Гомельский был легендой. Он учился у Нейгауза. Он дружил с Гилельсом. Половина преподавательского состава, включая самого Мишу, были его учениками. Это его и погубило.
– П-понимаешь, – нервничая, Миша не только не выговаривал твердого «л», но еще и заикался, —п-понимаешь, он п-позорил их п-перед студентами. Вмешивался в уроки, менял п-программы. Его можно п-понять —П-пигмалион тоже не воспринимал Гаватею всеръез. И они п-подвожили под него п-первокурсницу.
Она понимала эту первокурсницу.
– Можно быво п-просто п-подождать, – продолжал он, – но у них кончивось терпение. Они п-подвожили под него п-первокурсницу и «свучайно» застали их вместе. Был жуткий скандал. Ваш любимый Грозный Мерлин…
– Гудвин, – тихонько поправила она.
– Да, Гудвин – сдевал вид, что это его не касается. И его выгнали. То есть отправили на п-пенсию. Красиво, с цветами и речами. Но п-по сути выгнали.
Лиля испуганно молчала, а он добавил:
– Так что смотри – никому!
И она не сказала родителям, благо, те были в далеком Белгороде. Родители узнали за неделю до свадьбы и за пять месяцев до рождения внука.
Вечерами он занимался, а она лежала под роялем и слушала, закрыв глаза. Под роялем была совершенно особая акустика, и ей казалось, что Миша играет лично для нее. Иногда, впрочем, она валяла дурака: дожидалась, пока он остановится и щекотала его босую пятку. Он дрыгал ногой и кричал, Лилька, не отвлекай! Но она отвлекала, иногда надолго.
В один из таких вечеров она нагишом устроилась у него на плече и задала первый в их совместной жизни провокационный вопрос: почему ты выбрал меня? Мужчинам не следует задавать такие вопросы, никогда не знаешь, что услышишь в ответ. Он сонно погладил ее по плечу и пробормотал: ты такая беставанная. От удивления она приподнялась на локте, и он проснулся. То есть я не то хотел, начал оправдываться он. Ну почему же не то, сказала она прерывающимся голосом, очень даже то.
Она поспешно натянула рубашку. Он попытался ее обнять, но она сбросила его руку.
– Найди себе великую пианистку, – сказала она и отодвинулась к самому краю.
Он вздохнул и буркнул:
– У меня уже быва великая пианистка.
Она не спала всю ночь, обдумывая полученную информацию, а утром встала, поджарила блинчики, погладила ему рубашку, поцеловала перед уходом – и больше никогда не задавала провокационных вопросов. Кроме того раза.

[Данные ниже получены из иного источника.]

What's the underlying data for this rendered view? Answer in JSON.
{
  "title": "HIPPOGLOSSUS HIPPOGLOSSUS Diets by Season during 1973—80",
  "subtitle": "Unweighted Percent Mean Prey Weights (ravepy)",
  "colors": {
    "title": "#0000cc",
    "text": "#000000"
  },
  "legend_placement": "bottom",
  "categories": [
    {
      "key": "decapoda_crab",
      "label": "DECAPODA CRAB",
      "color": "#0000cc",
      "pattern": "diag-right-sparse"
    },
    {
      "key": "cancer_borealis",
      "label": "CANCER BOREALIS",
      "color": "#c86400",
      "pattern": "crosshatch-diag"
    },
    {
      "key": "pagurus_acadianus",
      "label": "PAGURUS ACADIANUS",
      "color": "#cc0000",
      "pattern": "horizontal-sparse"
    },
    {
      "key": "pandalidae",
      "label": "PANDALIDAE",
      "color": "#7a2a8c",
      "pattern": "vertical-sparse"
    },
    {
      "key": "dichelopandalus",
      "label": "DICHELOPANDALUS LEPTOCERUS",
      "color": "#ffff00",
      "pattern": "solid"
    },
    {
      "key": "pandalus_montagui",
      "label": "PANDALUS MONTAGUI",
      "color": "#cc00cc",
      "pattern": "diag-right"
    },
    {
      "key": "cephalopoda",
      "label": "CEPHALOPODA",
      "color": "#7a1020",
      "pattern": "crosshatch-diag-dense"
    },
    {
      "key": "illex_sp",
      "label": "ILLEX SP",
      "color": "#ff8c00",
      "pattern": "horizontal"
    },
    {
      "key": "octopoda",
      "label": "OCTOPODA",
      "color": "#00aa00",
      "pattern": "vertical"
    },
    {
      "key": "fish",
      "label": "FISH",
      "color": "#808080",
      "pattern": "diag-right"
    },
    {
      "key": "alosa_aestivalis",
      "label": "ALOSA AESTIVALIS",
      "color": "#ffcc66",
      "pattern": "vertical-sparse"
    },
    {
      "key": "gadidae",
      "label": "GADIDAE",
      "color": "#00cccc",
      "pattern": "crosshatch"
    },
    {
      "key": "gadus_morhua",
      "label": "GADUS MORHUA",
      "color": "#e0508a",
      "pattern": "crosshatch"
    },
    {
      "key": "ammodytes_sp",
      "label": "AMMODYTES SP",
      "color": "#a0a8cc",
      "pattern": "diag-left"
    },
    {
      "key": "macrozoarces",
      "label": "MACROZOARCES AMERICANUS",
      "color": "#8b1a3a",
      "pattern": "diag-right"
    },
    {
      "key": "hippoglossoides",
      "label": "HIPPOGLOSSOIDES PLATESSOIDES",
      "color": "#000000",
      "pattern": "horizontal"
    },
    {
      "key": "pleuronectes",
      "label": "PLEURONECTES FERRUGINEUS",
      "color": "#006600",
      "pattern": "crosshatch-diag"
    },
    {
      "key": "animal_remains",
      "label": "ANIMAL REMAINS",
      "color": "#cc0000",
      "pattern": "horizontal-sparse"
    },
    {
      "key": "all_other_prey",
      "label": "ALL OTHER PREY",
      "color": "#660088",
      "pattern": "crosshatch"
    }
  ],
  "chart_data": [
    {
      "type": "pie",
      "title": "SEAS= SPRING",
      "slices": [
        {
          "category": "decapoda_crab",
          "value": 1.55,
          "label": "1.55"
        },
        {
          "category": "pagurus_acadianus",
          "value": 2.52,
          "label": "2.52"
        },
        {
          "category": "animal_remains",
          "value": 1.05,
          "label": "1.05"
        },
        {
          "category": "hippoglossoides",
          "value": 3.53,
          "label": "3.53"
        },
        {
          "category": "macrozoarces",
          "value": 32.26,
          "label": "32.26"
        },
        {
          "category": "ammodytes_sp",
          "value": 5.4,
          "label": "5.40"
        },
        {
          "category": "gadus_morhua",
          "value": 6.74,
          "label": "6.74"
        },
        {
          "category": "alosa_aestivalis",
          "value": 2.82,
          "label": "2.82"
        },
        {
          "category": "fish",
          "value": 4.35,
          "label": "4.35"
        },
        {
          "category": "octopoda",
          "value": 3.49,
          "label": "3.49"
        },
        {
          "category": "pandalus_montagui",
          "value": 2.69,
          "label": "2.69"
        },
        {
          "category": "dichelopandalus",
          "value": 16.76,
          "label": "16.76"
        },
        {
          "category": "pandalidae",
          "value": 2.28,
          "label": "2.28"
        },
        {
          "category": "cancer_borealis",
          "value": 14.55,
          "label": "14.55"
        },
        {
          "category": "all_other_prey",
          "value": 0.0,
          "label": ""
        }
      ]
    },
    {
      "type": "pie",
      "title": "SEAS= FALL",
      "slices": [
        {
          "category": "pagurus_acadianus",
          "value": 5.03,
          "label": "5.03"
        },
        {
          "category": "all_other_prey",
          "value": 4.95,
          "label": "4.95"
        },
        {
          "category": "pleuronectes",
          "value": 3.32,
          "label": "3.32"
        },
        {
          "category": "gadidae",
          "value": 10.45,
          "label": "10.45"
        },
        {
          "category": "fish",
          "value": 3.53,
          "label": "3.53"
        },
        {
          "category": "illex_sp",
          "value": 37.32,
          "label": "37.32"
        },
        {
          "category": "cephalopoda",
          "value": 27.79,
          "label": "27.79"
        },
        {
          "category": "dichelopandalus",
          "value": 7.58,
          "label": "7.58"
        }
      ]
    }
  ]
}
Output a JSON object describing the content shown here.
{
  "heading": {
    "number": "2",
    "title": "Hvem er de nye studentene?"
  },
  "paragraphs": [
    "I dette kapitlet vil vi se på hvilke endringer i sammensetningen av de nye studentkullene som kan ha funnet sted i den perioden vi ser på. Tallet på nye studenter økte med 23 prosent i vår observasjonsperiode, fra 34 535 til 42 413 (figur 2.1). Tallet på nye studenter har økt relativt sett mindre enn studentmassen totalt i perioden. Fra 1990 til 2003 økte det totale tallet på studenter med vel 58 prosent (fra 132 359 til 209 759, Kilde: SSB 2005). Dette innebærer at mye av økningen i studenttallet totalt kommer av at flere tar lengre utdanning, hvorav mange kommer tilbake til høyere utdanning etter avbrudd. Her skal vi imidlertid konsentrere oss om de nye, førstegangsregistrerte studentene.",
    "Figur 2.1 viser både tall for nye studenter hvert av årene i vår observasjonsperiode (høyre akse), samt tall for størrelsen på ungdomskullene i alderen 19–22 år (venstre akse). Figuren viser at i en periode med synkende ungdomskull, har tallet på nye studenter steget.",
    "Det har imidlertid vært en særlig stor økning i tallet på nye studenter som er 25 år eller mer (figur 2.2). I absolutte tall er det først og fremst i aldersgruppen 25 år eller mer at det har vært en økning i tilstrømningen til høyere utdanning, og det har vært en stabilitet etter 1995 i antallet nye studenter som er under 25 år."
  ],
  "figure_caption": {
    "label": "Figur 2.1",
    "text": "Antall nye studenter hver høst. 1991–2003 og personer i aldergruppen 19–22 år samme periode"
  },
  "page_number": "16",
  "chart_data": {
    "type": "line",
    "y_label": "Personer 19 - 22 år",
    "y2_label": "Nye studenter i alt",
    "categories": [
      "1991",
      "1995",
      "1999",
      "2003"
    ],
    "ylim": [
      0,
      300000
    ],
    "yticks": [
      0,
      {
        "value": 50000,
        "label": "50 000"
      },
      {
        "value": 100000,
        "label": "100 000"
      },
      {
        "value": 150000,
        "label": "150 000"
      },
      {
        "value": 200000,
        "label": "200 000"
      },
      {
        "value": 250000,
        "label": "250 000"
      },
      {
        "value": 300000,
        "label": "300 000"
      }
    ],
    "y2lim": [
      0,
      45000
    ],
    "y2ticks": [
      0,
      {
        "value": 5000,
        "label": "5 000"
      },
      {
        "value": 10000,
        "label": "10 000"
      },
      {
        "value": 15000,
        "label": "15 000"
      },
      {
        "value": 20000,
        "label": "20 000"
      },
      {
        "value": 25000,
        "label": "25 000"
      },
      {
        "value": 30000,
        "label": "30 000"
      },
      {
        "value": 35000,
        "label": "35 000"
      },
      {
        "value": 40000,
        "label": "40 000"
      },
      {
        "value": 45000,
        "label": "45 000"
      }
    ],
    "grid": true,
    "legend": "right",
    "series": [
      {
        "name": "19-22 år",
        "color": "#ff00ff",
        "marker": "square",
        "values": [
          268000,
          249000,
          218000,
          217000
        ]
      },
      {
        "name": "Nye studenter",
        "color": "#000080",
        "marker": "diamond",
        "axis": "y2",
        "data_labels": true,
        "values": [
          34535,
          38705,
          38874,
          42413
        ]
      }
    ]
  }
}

Расписались в июле, в уютном маленьком ЗАГСе на Пугачева. Мама приехала обиженная, что все узнает последней («Как раз ты узнала первой», сказала Лиля), хмуро сунула Лиле подрезное кремовое платье («Какая ты умная, мамочка», подлизалась Лиля), хмуро расписалась в загсовской книге. Папа, наоборот, подмигнул Мише и показал большой палец, за что мама сердито шлепнула его по руке. Миша, неожиданно импозантный в костюме, безмятежно улыбался.